The options are plenty when it comes to cooking roo meat and there are several Indian meat recipes that can be made substituting kangaroo meat, like your regular Sunday curry, vindaloo or rogan josh.
The inspiration for this dish comes from the famous meat samosas that are not only popular in the Indian subcontinent but also in some Middle Eastern and African countries. A little twist on the classic makes it healthier and quicker.
There is no deep frying involved in making Spiced Kangaroo Triangles. And to make the process faster (which also helps if you are making a large batch for a party), we are using store bought puff pastry sheets which when baked gives a deliciously flaky and crunchy exterior in which the spiced mince is encased.

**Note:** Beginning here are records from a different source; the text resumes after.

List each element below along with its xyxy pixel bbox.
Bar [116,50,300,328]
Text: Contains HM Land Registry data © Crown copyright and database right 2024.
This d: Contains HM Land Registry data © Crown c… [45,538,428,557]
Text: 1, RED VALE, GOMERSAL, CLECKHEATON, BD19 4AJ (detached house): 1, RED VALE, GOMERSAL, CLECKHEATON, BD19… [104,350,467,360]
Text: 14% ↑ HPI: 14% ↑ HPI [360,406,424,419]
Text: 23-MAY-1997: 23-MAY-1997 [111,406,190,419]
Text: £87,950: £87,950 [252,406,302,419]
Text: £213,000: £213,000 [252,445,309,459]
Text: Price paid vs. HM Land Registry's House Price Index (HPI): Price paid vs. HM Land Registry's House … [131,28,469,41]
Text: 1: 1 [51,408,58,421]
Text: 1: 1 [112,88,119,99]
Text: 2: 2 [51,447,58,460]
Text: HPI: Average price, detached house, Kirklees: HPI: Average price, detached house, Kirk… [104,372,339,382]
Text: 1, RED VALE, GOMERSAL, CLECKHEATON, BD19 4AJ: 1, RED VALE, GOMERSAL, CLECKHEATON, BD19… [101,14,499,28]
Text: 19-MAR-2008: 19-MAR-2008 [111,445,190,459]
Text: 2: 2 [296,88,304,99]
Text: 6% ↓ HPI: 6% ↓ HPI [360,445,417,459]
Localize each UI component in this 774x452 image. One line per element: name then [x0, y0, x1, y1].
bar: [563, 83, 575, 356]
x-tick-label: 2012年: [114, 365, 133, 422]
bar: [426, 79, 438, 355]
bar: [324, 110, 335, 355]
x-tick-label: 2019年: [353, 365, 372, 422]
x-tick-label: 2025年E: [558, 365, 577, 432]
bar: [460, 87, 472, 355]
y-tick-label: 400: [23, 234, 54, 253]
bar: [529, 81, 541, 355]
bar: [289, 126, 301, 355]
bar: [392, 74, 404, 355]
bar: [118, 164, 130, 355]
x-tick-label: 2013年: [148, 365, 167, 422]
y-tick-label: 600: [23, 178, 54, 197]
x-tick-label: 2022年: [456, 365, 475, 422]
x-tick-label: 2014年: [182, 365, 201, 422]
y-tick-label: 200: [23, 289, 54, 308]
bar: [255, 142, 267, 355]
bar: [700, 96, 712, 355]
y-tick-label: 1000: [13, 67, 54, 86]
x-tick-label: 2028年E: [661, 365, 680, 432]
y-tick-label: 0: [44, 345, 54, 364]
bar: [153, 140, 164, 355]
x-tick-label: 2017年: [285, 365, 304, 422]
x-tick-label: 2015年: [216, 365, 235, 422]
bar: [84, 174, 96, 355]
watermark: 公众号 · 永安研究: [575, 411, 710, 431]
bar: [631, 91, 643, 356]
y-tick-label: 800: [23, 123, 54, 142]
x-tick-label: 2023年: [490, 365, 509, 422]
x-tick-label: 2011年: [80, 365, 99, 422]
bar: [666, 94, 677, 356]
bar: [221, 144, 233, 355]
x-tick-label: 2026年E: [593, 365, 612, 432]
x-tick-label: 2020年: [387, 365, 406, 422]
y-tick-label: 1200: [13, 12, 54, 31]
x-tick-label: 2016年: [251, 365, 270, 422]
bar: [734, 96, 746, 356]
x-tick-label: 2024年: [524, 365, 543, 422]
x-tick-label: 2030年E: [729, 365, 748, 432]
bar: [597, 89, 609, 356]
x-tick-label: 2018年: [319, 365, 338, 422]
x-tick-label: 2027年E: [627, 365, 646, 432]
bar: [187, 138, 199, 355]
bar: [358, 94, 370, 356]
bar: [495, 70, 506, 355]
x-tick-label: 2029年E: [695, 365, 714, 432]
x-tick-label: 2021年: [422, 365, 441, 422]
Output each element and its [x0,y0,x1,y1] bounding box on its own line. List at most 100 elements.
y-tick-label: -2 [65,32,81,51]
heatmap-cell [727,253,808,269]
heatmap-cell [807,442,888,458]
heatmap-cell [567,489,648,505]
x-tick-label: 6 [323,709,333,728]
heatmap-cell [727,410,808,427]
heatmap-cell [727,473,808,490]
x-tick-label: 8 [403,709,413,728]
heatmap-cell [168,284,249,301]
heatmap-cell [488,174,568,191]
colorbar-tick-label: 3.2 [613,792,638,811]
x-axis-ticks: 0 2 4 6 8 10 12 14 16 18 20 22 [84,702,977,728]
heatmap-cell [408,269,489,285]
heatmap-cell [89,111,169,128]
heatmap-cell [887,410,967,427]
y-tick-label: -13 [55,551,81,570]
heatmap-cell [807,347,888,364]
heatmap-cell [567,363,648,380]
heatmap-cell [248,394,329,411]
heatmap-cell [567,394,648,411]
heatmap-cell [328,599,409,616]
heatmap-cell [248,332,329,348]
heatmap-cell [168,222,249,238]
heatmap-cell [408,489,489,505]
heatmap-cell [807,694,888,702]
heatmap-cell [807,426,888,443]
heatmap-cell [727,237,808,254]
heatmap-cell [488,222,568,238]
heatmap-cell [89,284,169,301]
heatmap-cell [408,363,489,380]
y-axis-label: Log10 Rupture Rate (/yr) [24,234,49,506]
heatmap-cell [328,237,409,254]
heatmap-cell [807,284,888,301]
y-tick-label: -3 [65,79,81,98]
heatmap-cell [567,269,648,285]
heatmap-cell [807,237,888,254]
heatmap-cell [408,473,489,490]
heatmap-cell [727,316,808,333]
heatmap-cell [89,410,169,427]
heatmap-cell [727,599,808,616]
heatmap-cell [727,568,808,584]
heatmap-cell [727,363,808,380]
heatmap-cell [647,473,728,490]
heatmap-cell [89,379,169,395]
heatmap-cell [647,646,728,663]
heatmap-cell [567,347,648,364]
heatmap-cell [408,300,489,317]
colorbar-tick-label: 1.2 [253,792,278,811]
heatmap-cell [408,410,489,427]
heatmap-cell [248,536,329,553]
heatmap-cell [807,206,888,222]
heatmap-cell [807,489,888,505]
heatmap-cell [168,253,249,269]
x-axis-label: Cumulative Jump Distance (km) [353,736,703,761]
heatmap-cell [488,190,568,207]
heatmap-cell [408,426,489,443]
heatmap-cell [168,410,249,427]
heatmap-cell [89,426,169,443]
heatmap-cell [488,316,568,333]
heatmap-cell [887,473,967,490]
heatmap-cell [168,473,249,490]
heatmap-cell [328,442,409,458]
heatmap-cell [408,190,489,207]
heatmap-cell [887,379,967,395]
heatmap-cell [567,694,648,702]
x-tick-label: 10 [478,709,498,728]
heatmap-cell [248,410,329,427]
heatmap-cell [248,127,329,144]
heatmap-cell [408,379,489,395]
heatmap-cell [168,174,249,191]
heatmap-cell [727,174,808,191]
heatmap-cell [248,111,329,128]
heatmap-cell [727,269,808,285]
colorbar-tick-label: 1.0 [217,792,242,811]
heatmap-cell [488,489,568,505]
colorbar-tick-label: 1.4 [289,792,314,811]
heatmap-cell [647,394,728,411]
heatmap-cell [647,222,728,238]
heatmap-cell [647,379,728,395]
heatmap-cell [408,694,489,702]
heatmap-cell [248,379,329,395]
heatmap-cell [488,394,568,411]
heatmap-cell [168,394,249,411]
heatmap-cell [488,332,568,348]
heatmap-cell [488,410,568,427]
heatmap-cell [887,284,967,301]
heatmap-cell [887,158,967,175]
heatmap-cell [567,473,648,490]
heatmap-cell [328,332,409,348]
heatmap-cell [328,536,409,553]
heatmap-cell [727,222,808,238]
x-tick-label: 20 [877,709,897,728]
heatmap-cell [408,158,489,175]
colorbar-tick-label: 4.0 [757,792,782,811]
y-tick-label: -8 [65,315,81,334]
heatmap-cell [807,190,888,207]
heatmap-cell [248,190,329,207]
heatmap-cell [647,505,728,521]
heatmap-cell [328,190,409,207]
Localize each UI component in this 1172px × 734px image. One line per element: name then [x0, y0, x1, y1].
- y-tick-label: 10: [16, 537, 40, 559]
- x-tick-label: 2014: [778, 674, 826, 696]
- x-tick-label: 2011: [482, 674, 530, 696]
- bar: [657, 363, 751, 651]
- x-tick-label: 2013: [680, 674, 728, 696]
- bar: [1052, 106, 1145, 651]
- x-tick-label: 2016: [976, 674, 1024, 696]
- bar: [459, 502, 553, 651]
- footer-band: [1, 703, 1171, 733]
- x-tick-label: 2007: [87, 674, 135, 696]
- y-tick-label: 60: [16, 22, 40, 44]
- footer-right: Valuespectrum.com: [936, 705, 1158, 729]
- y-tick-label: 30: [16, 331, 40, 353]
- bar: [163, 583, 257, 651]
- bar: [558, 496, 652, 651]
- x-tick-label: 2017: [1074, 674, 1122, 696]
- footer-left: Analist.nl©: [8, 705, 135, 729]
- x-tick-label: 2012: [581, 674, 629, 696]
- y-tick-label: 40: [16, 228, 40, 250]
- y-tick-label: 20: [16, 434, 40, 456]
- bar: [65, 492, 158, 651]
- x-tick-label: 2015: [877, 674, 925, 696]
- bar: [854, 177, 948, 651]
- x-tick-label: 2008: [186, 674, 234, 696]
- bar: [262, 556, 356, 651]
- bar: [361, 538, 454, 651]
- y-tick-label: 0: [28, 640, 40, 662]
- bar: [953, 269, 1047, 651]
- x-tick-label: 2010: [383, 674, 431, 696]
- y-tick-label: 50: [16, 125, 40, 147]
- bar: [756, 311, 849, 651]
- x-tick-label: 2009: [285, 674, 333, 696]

The spiced mince inside is filled with classic Indian flavours from the garlic, ginger and spices including turmeric, red chilli and coriander.
If you can’t handle the idea of roo meat, you may replace kangaroo mince with any other mince of your choice such as chicken, lamb or beef, or try out a vegetarian version like spiced potatoes or ricotta and spinach.
Spiced Kangaroo Triangles
Note – Makes about 30 triangles
1 kg kangaroo mince
3 medium red onions; finely chopped
3 garlic cloves; grated
1 tbsp ginger; grated
3 green chillies; finely chopped (adjust for heat preferences)
½ tsp turmeric powder
¾ tsp red chilli powder
1 tbsp coriander powder
½ tsp roasted cumin powder
Salt, to season
2 tbsp coriander leaves; finely chopped
1 tbsp mint leaves; finely chopped
3-4 tbsp vegetable oil
Puff pastry sheets (each pastry sheet makes 4 triangles)
1 egg beaten; for egg wash
White sesame seeds; for garnish
In a large pan, fry the mince till it has browned well. If the pan is small, brown meat in batches on high heat so that the mince does not stew in its own juices. Remove and keep aside.
Heat oil in the same pan and add the onions; sauté for 2-3 minutes on medium heat and then add the ginger, garlic and green chillies. Sauté till the onions are light brown, reduce heat and add all the spice powders.
Season with salt, add the mince and mix well to combine. Finish off with the coriander and mint leaves. Remove and allow to cool completely.
In the meantime, thaw the frozen pastry sheets.
Preheat the oven to 200°C (fan forced oven) and line an oven proof tray with baking paper.
Cut each pastry sheet into 4 equal squares.
Place about 2 tbsp of the meat mince in the centre of each square. Brush egg wash on all the four sides of the square and fold diagonally to form a triangle. Press lightly at the edges and place on the baking tray. Repeat for all others.
Finally, brush egg wash on the top surface of the triangles and sprinkled with sesame seeds.
Bake for about 12-13 minutes or until the triangles are golden brown on the surface.